If liver stores are full and no additional folate is taken, signs of failure will develop within 3-6 months. The first signs of failure include megaloblastic anemia, depression, insomnia, cognitive dysfunction, dementia, and mood swings.
Those who overindulge in alcohol are at risk of folate deficiency.
Summary and recommendations
With modern food processing, it takes a focused effort to reach our folate intake requirements from food alone.
Most adults should try to take about 400 mcg/day of RFD (or 240 mcg/day of folic acid). To make sure you are taking enough, feel free to use a nutritional supplement.
The following populations are likely to need increased folate and/or folic acid intake in the form of supplements:
- Anyone with malabsorptive disease (inflammatory bowel disease, celiac disease, etc.)
- These cMTHP option (check with your doc.
- Woman who may be pregnant (consume at least 600 mcg of folic acid per day).
- Breastfeeding woman (consume at least 600 mcg of folic acid per day. Use a dietary supplement to reach these goals)
- Anyone with elevated blood homocysteine levels. To control homocysteine, try to consume at least 400 mcg of folic acid per day. Use a nutritional supplement to reach these intakes. Also, take enough vitamin B12 and vitamin B6. Discuss with your doctor to have your blood levels tested.
Saturation is not a consideration unless you eat a lot of folate fortified foods along with folic acid supplements. Avoid consuming more than 1000 mcg/day of folic acid in the form of supplements (or folic acid from folate-fortified foods).

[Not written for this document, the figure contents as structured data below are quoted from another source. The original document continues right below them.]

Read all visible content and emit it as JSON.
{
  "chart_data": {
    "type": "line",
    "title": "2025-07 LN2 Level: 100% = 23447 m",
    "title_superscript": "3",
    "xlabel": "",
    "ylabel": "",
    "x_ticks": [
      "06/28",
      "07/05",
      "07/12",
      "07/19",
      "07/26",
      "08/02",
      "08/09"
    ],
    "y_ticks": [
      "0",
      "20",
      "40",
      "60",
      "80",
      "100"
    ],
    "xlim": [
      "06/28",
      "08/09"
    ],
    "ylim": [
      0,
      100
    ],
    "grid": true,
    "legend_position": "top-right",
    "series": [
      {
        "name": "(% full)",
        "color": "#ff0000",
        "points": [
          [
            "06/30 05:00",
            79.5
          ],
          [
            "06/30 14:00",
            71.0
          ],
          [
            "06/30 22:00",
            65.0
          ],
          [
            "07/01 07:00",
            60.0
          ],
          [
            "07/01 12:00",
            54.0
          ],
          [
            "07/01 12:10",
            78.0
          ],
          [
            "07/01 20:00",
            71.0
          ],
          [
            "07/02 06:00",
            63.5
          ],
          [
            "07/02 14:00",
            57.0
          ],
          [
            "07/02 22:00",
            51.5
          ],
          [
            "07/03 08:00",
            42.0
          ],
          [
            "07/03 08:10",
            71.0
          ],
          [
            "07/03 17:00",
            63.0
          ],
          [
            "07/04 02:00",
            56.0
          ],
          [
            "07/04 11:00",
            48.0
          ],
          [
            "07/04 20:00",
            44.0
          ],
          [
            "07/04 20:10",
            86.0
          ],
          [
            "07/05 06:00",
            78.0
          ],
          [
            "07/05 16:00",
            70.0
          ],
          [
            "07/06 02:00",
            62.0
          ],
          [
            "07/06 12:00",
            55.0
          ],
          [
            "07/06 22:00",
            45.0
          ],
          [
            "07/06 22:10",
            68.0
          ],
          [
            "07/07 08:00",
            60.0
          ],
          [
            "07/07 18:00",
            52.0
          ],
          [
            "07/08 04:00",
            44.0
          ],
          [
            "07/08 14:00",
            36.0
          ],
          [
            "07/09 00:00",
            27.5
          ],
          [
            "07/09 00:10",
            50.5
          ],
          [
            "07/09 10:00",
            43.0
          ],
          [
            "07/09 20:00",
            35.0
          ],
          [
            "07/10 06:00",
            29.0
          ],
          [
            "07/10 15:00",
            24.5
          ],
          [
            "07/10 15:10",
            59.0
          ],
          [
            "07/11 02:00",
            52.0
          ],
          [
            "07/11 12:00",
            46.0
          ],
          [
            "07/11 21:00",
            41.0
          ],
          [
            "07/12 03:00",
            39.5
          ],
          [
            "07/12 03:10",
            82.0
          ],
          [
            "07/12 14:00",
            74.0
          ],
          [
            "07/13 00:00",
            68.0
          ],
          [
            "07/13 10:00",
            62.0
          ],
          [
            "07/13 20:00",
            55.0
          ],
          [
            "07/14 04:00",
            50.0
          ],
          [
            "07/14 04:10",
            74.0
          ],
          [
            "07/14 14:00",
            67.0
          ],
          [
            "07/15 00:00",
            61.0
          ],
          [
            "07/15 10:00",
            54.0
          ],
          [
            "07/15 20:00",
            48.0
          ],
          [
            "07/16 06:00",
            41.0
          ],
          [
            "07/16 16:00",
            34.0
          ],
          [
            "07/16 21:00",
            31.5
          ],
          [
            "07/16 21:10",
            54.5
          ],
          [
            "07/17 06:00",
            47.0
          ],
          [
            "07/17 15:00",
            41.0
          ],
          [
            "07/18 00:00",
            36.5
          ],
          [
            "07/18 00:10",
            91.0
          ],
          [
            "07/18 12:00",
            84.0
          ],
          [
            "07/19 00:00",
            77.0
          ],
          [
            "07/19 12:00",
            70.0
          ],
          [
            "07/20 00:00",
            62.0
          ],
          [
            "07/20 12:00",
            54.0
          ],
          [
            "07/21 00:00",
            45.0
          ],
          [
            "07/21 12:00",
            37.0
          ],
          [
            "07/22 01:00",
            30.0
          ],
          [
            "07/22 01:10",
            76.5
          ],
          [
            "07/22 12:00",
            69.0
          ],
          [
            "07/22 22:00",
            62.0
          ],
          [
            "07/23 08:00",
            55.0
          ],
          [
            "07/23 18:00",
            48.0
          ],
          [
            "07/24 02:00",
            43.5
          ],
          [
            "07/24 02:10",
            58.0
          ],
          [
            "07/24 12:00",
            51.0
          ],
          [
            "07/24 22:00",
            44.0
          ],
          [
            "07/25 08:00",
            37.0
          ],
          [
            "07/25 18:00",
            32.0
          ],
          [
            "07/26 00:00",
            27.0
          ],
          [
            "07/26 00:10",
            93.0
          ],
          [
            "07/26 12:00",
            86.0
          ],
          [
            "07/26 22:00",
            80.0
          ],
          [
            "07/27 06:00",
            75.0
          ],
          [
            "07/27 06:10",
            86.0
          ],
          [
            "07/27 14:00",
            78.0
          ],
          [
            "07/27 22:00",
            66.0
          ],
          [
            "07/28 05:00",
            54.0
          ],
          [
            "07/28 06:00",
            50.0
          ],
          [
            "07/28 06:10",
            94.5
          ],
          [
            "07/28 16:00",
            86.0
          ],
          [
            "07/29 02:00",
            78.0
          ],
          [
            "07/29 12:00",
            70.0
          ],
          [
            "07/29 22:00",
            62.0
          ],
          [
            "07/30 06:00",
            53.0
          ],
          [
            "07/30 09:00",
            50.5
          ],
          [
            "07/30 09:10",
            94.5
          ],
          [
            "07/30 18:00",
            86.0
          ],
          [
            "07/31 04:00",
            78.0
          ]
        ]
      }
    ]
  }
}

- Methotrexate is a drug used to treat rheumatoid arthritis, psoriasis, and some cancers. It is a folate antagonist.
- Why might you want to fight folates? Well, since folates affect DNA and RNA, they can also affect disease progression. This can be in positive and negative aspects.
- Medicinal sulfazin interferes with the absorption of folate.
- NSAIDs (non-steroidal anti-inflammatory drugs, for example Ibuprofen, Aspirin) can alter the action of folate.
- Some anticonvulsant medications can reduce folate uptake in the body.
- Folates play a role in the bioavailability of nitric oxide.
- Smoking can disable folate.
- Certain strains of probiotics can produce folate.
- Northern China have several vegetables rich in folate. Folic acid interventions in this region have shown solid benefits.
- Low maternal vitamin B12 levels are associated with a high risk of DNT.
- Betaine can also help lower blood levels ofhomocysteine.
- The bioavailability of folic acid from tablets and soft gel capsules appears to be similar.